Q: How was your own childbirth experience? Did any of it...

A: Weigh on me? I definitely think it made me a better doctor. You tend to give pat answers to certain patient complaints because that’s what you were trained to say. When you experience those issues yourself, you’re like, wow, that is some real pain! But I had a labor nurse who was really supportive. We watched TV and played cards, and she offered to give me a foot massage. I did not have an epidural. I’m a big proponent of physiologic labor, so I had to put my money where my mouth is. All my residents bet I wouldn’t make it, but I did.

Q: What is the biggest challenge in improving the quality of maternity care?

A: People are afraid of change. For example, there’s still a tendency to think that a caesarean delivery is safer, without taking into consideration that it is major surgery with risks to the mom. European studies show that going through the birth canal is protective for the baby in terms of their immune system and the subsequent development of a normal microbiome for their gut. In the U.S., the C-section rate for first-time, low-risk mothers is around 32 percent. The Centers for Disease Control and Prevention has set a national goal to reduce that to below 24 percent. At Cedars-Sinai we’re just slightly above that. So we’re getting there.

Q: Beyond caring for your patients, what motivates you?

A: I have ideas, and I feel a need to share them because they could make a difference. I’m fortunate to work with an extremely talented research team that can help me execute these ideas in a very scientific and rigorous way. My team has this saying: “Let’s just keep putting one foot in front of the other.” We believe in what we’re doing, and this kind of patient experience research is starting to become more accepted and valued. I think we’re on the right track.

Q: What does the future of childbirth look like?

A: The opportunity to have a home-like birth in a safe hospital environment—that is the future. I think there will be a broader use of midwifery, and more hospitals may start having affiliated birth centers; that model works in a lot of European countries.

Q: If you could change one thing about labor and delivery care, what would it be?

A: More one-on-one time with the nurse. Really, when you’re having a baby, you just want somebody to be there with you. You don’t care what’s on the computer or what your blood pressure is—I mean, all that’s important. But the one-on-one bonding with this person who knows what she’s doing and what you’re going through—that’s priceless.

Vice chair, Women’s Healthcare Quality and Performance Improvement, Department of Obstetrics and Gynecology
Director of Maternal-Fetal Medicine, Cedars-Sinai
The Helping Hand of Los Angeles–Miriam Jacobs Chair, Maternal-Fetal Medicine


Born and Raised
Born in Gary, Indiana, and raised in Los Angeles from the age of 5. She is the first doctor in her family.
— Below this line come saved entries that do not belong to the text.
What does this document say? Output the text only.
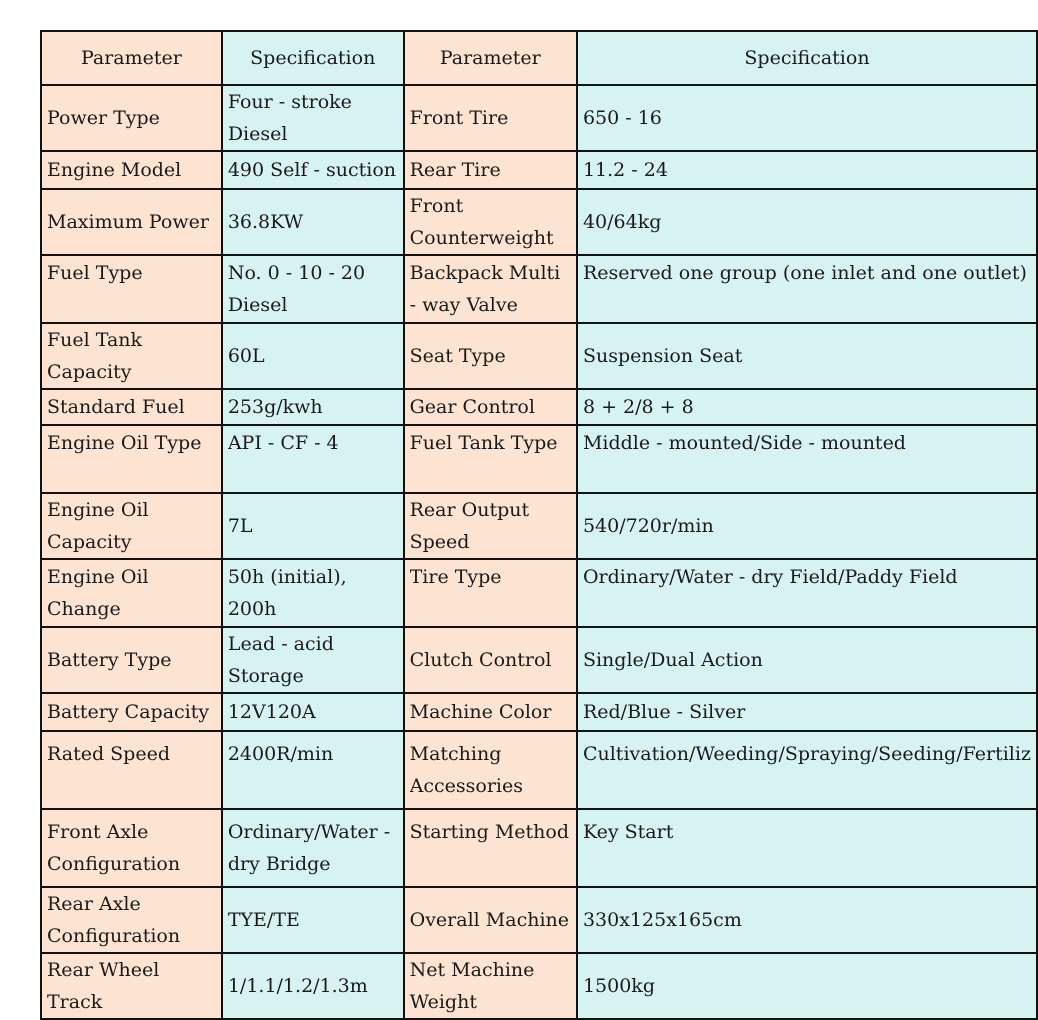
Parameter	Specification	Parameter	Specification

Power Type	Four - stroke Diesel	Front Tire	650 - 16

Engine Model	490 Self - suction	Rear Tire	11.2 - 24

Maximum Power	36.8KW	Front Counterweight	40/64kg

Fuel Type	No. 0 - 10 - 20 Diesel	Backpack Multi - way Valve	Reserved one group (one inlet and one outlet)

Fuel Tank Capacity	60L	Seat Type	Suspension Seat

Standard Fuel	253g/kwh	Gear Control	8 + 2/8 + 8

Engine Oil Type	API - CF - 4	Fuel Tank Type	Middle - mounted/Side - mounted

Engine Oil Capacity	7L	Rear Output Speed	540/720r/min

Engine Oil Change	50h (initial), 200h	Tire Type	Ordinary/Water - dry Field/Paddy Field

Battery Type	Lead - acid Storage	Clutch Control	Single/Dual Action

Battery Capacity	12V120A	Machine Color	Red/Blue - Silver

Rated Speed	2400R/min	Matching Accessories	Cultivation/Weeding/Spraying/Seeding/Fertiliz

Front Axle Configuration	Ordinary/Water - dry Bridge	Starting Method	Key Start

Rear Axle Configuration	TYE/TE	Overall Machine	330x125x165cm

Rear Wheel Track	1/1.1/1.2/1.3m	Net Machine Weight	1500kg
Her father was an aeronautical engineer, and her mother was a special education teacher.

The Family Way
Married to Richard Casey, MD, an ophthalmologist at UCLA. Daughter Kendra, 20, is interested in pursuing medicine but as yet undecided on her career path.

Recharge Time 
“I get my hair done religiously; that’s my treat! We go to church, and we love live music. We’ll do Hollywood Bowl, Staples Center, Microsoft Theater—any kind of live music.”

Best-Ever Concert
“Prince. Hands down. I don’t think I ever missed a Prince concert in any city I’ve ever been in. He once played every day for a week at the L.A. Forum, and I went five out of seven days.”

This interview has been condensed and edited.